Można na to powiedzieć, że miły to jest prawie każdy crossover i wcale nie musi kosztować 200 tys. zł. Audi Q2 też nie musi. Dobrze, że w równowadze do ceny testowanego egzemplarza wciąż w internetowych reklamach pojawiała mi się oferta na Audi Q2 w wersji Business Edition za 113 585 zł. Pomogło mi to pojąć, że egzemplarz prasowy ma głównie walor reklamowy. Ludzie kupują SUV-a od Audi i są zadowoleni, nawet jeśli nie mają systemu audio od Bang & Olufsen z 14 głośnikami, a ich wyświetlacz jest monochromatyczny i nie ma tego fajnego widoku, gdzie można włączyć sobie mapę (od Audi, nie od Google) na cały ekran. Jest taniej, a prestiż jest taki sam, bo deska rozdzielcza i niedotykowy ekran wciąż są te same.
Nie padło jeszcze pytanie o zużycie paliwa. To pada.
Czy Audi Q2 malutko pali?
Na drodze ekspresowej, przy tempomacie ustawionym na 120 km/h zużywa ponad 8 litrów paliwa. Tego należało się spodziewać. W trakcie jazdy po mieście zużywało 10,5 litra, ale wpychałem do Q2 cztery dorosłe osoby i dziecięcy fotelik z zawartością. Jest więc szansa na lepsze wyniki w mieście.

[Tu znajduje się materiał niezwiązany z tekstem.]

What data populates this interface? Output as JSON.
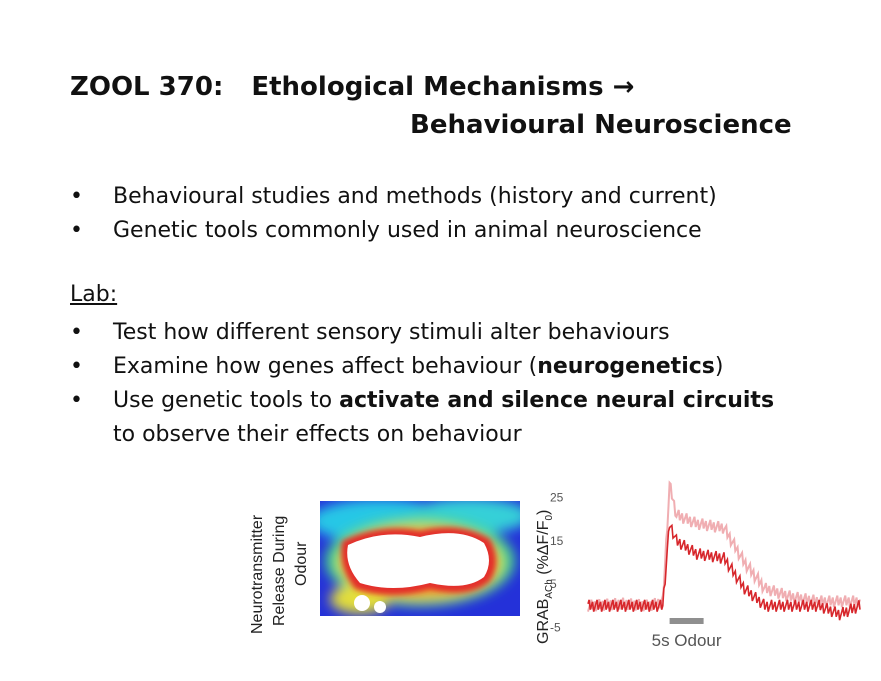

Co teraz zrobi bezimienna żona?
Czy dalej będzie się upierać, że Audi Q2 jest za malutkie? Na pewno nie, kupi i będzie zadowolona. Nie będzie jej interesowało, co można mieć za te same pieniądze, zwiedzać innych salonów w poszukiwaniu ofert od marek nie premium, ale z lepszym wyposażeniem w tej samej cenie. Będzie zadowolona, bo ma SUV-a Audi tej samej marki co A6 męża, a dylematy typu to SUV czy crossover pozostaną jej obce. I nie możemy jej prawa do tego zadowolenia odbierać, bo to bardzo przyjemny samochód. Zupełnie jak picie herbatki. Tylko nie można jej przesłodzić, bo zrobi się za droga.